We argue that it is necessary to clarify further the scope of financial and administrative powers of the central and local governments. It is crucial to change the GDP-based view of political performance and appropriately increase the proportion of livelihood indicators such as environmental governance and ecological protection in the evaluation system for official promotion.

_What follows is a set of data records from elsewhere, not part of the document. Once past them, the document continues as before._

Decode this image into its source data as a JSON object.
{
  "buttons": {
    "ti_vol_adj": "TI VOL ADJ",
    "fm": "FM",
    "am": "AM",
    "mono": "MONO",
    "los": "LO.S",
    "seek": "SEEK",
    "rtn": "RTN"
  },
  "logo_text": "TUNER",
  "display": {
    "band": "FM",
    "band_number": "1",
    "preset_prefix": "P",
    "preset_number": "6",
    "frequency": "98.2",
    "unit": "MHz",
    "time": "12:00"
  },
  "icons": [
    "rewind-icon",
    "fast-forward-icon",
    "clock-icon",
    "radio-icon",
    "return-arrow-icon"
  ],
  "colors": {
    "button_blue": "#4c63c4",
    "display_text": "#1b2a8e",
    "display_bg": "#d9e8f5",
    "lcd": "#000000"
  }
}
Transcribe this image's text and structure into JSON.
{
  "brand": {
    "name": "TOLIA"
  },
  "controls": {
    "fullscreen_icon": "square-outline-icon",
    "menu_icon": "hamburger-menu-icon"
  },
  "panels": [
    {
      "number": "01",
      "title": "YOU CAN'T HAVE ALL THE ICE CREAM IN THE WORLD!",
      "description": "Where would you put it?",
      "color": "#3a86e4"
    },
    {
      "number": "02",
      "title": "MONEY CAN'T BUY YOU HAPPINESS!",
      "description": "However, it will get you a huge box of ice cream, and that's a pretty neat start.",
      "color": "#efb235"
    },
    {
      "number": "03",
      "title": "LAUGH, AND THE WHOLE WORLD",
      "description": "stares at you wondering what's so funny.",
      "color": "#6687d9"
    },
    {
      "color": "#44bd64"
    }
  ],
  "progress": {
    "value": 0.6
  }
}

The main contribution of this paper is that we incorporate the central and local government structure into a standard E-DSGE model, where the local governments implement fiscal policies through the trade-off between pursuing economic growth and environmental governance. However, this paper still has some limitations, which need to be further studied in the future. First, local government behavior is only limited to the bias of fiscal expenditures, but the connotation and extension of government behavior are very broad. Second, the local governments discussed in this paper are assumed to be homogeneous; that is, the local governments are the sum of all local governments in the real economy. However, the financial resources of local governments at all levels in the real economy are quite different, so there is a lack of further heterogeneity analysis. Third, this paper concludes that deepening fiscal decentralization is beneficial to the improvement of environmental quality and social welfare, but the optimal degree of fiscal decentralization has not been deeply discussed.